1. A method of forming an integrated circuit comprising:

providing a substrate;

implanting ions into a region of the substrate; and

forming a CMOS device on the region of the substrate implanted with the ions, the CMOS device having a channel region, at least a part of which is formed by at least a part of the region of the substrate implanted with the ions.

2. A method as defined in claim 1 further comprising:

implanting germanium ions into the region of the substrate.

3. A method as defined in claim 1 further comprising:

forming the region of the substrate implanted with the ions to have a carrier mobility greater than a carrier mobility of a region of the substrate that is not implanted with the ions.

4. A method as defined in claim 1 further comprising:

forming the CMOS device with sub-0.1 micron technology.

5. A method as defined in claim 1 further comprising:

implanting the ions into the region of the substrate in a graded concentration having a lowest concentration near a surface of the substrate.

6. A method as defined in claim 5 further comprising:

growing a gate dielectric region of the CMOS device on the region of the substrate implanted with the ions.

7. A method as defined in claim 5 further comprising:

depositing a gate dielectric region of the CMOS device on the region of the substrate implanted with the ions.

8. A method as defined in claim 1 further comprising:

implanting the ions into the region of the substrate with an almost zero concentration of the ions at a surface of the substrate.

9. A method as defined in claim 1 further comprising:

implanting the ions into the region of the substrate with a single ion implantation step.

10. A method of forming an integrated circuit comprising:

providing a substrate having a first carrier mobility;

implanting ions into the substrate to form an implanted region of the substrate, the implanted region of the substrate having a second carrier mobility due to the implanted ions, the second carrier mobility being greater than the first carrier mobility; and

forming a CMOS device on the implanted region of the substrate, the CMOS device having a channel region, at least a part of which is formed by at least a part of the implanted region of the substrate.
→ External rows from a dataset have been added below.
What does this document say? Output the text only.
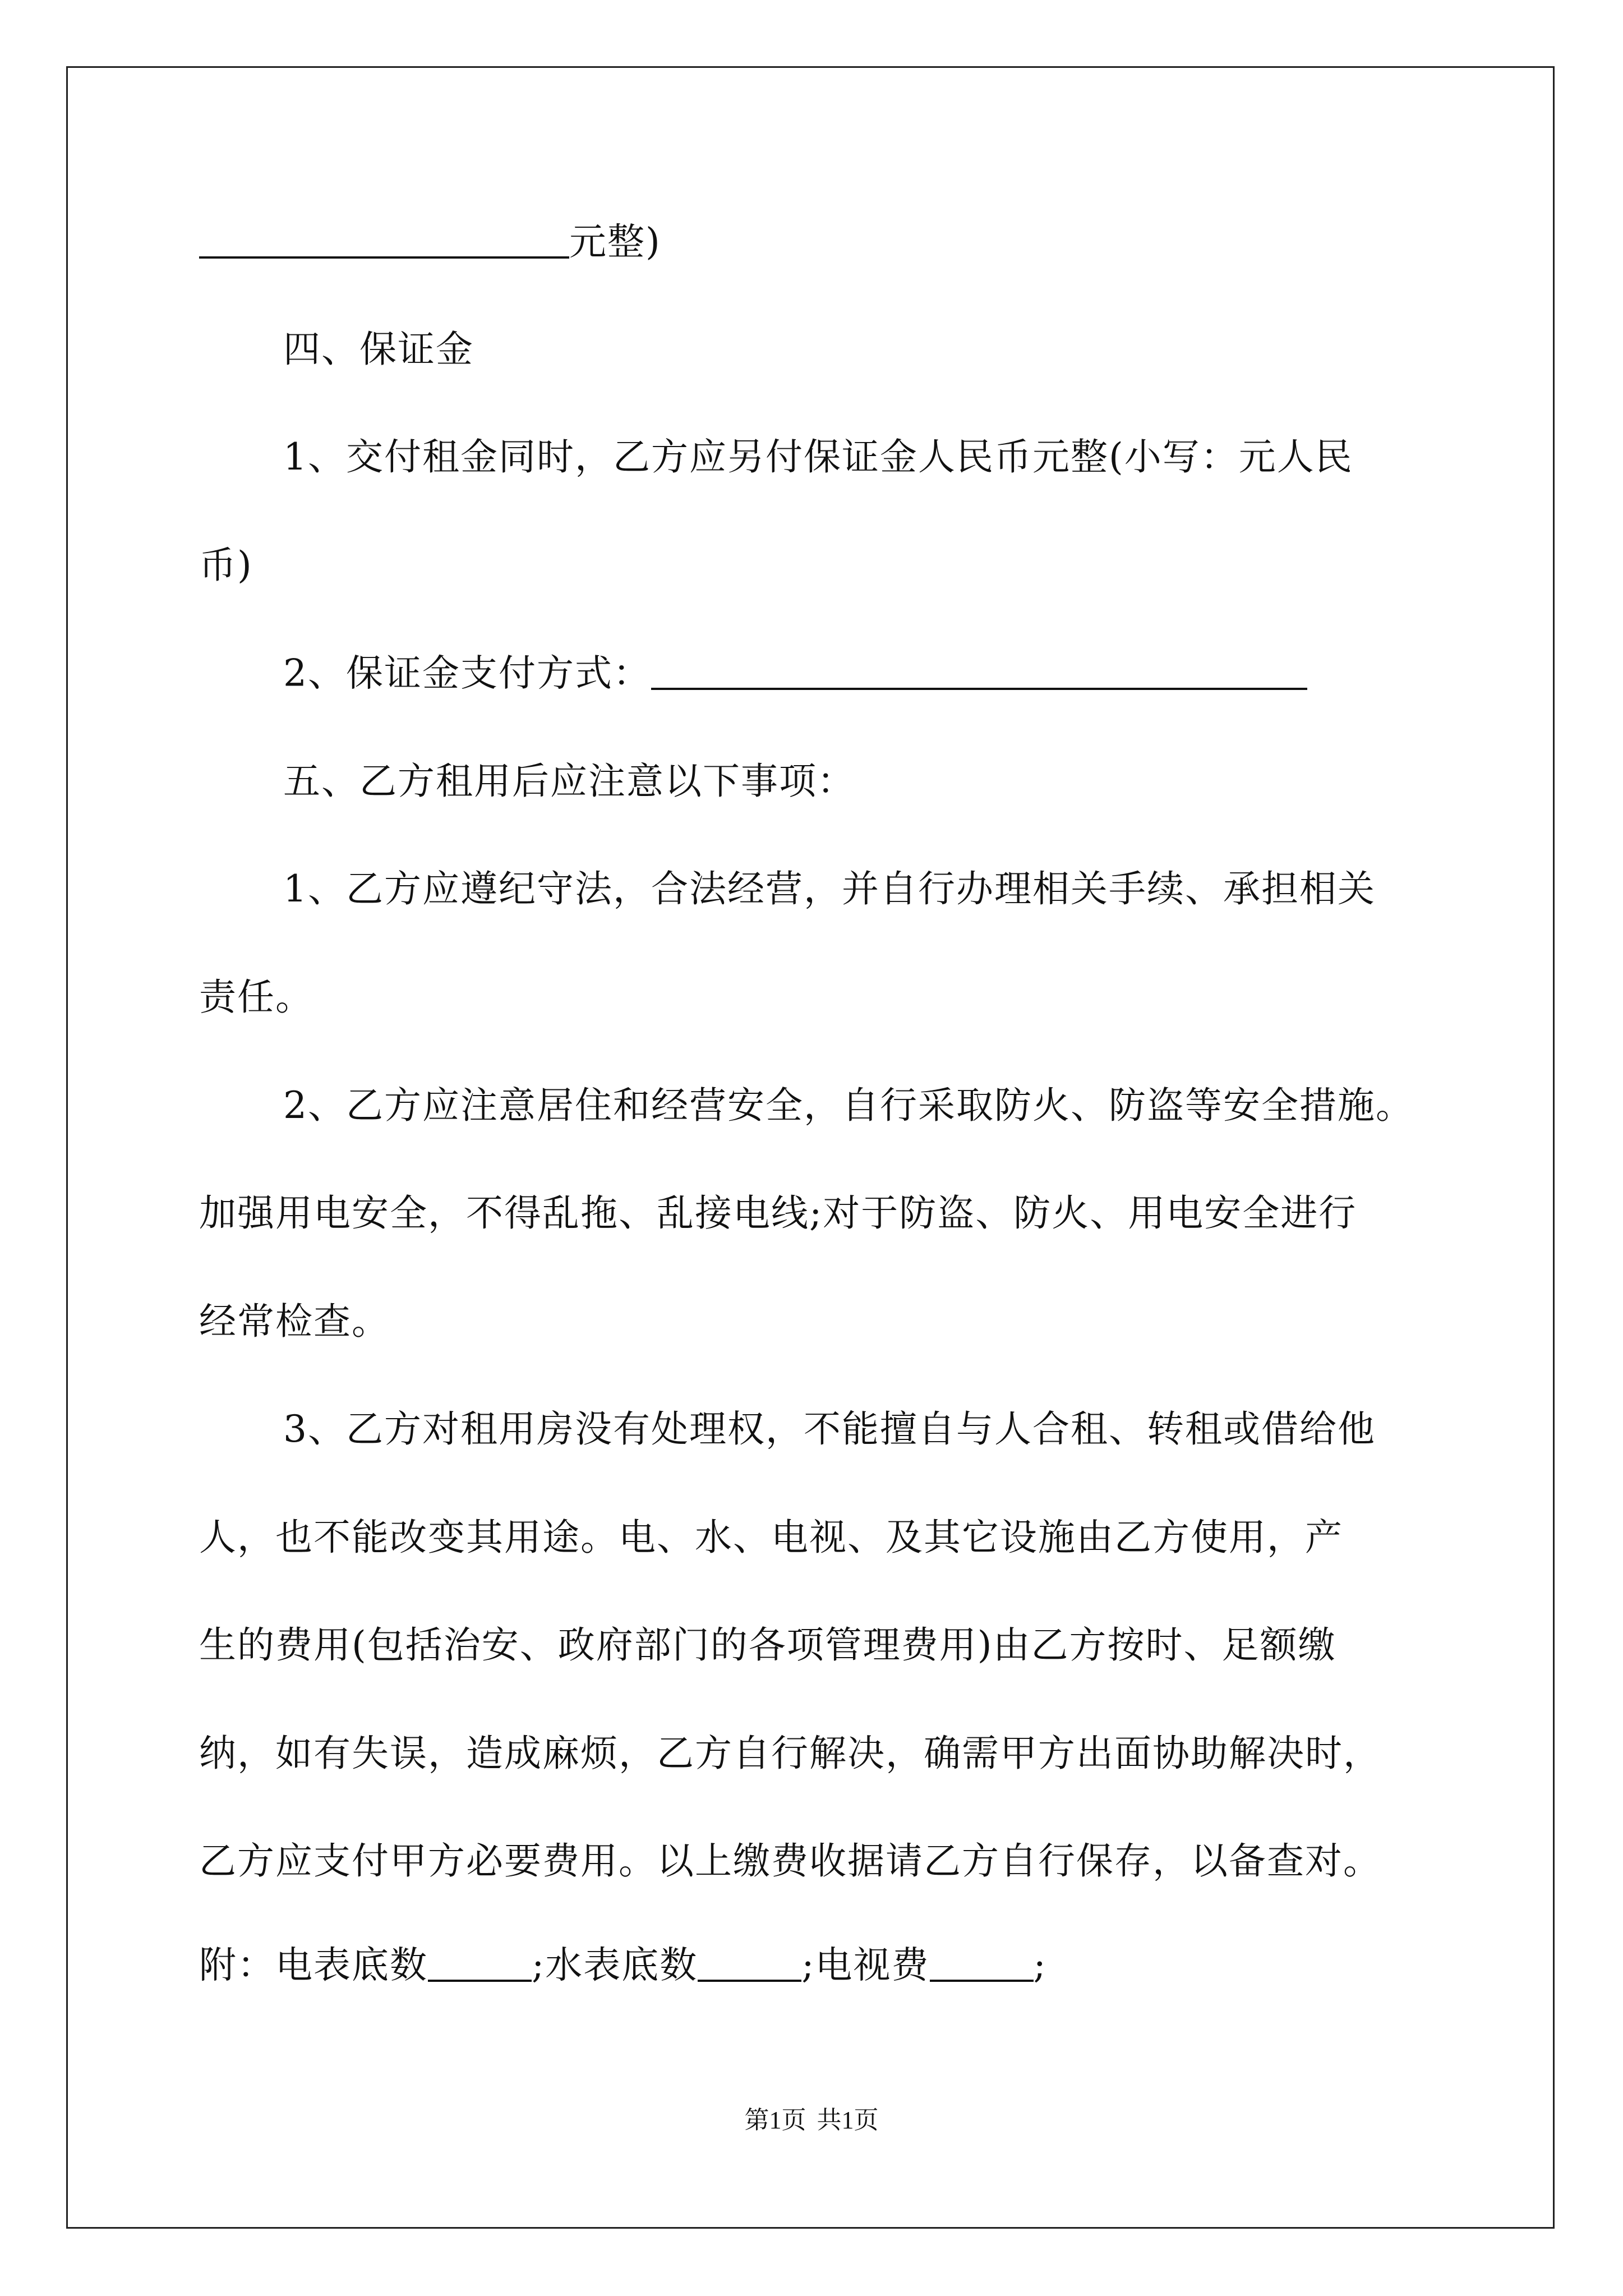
元整)
四、保证金
1、交付租金同时，乙方应另付保证金人民币元整(小写：元人民
币)
2、保证金支付方式：
五、乙方租用后应注意以下事项：
1、乙方应遵纪守法，合法经营，并自行办理相关手续、承担相关
责任。
2、乙方应注意居住和经营安全，自行采取防火、防盗等安全措施。
加强用电安全，不得乱拖、乱接电线;对于防盗、防火、用电安全进行
经常检查。
3、乙方对租用房没有处理权，不能擅自与人合租、转租或借给他
人，也不能改变其用途。电、水、电视、及其它设施由乙方使用，产
生的费用(包括治安、政府部门的各项管理费用)由乙方按时、足额缴
纳，如有失误，造成麻烦，乙方自行解决，确需甲方出面协助解决时，
乙方应支付甲方必要费用。以上缴费收据请乙方自行保存，以备查对。
附：电表底数	;水表底数	;电视费	;
第1页 共1页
11. A method as defined in claim 10 further comprising:

implanting germanium ions into the substrate to form the implanted region of the substrate.

12. A method as defined in claim 10 further comprising:

forming the CMOS device with sub-0.1 micron technology.

13. A method as defined in claim 10 further comprising:

implanting the ions into the implanted region of the substrate with a single ion implantation step.

14. A method as defined in claim 10 further comprising:

implanting the ions into the implanted region of the substrate in a graded concentration having a lowest concentration near a surface of the substrate.

15. A method as defined in claim 14 further comprising:

growing a gate dielectric region of the CMOS device on the implanted region of the substrate.

16. A method as defined in claim 14 further comprising:

depositing a gate dielectric region of the CMOS device on the implanted region of the substrate.

17. An integrated circuit comprising:

a substrate having a surface;

an ion-implanted region of the substrate; and

a CMOS device formed on the surface of the substrate and having a channel region within the substrate, at least a part of the channel region being formed by at least a part of the ion-implanted region of the substrate.

18. An integrated circuit as defined in claim 17 wherein the ion-implanted region of the substrate is a germanium ion-implanted region.

19. An integrated circuit as defined in claim 17 wherein the CMOS device is formed with sub-0.1 micron technology.

20. An integrated circuit as defined in claim 17 wherein:

the ion-implanted region of the substrate includes ions in a graded concentration having a lowest concentration near the surface of the substrate.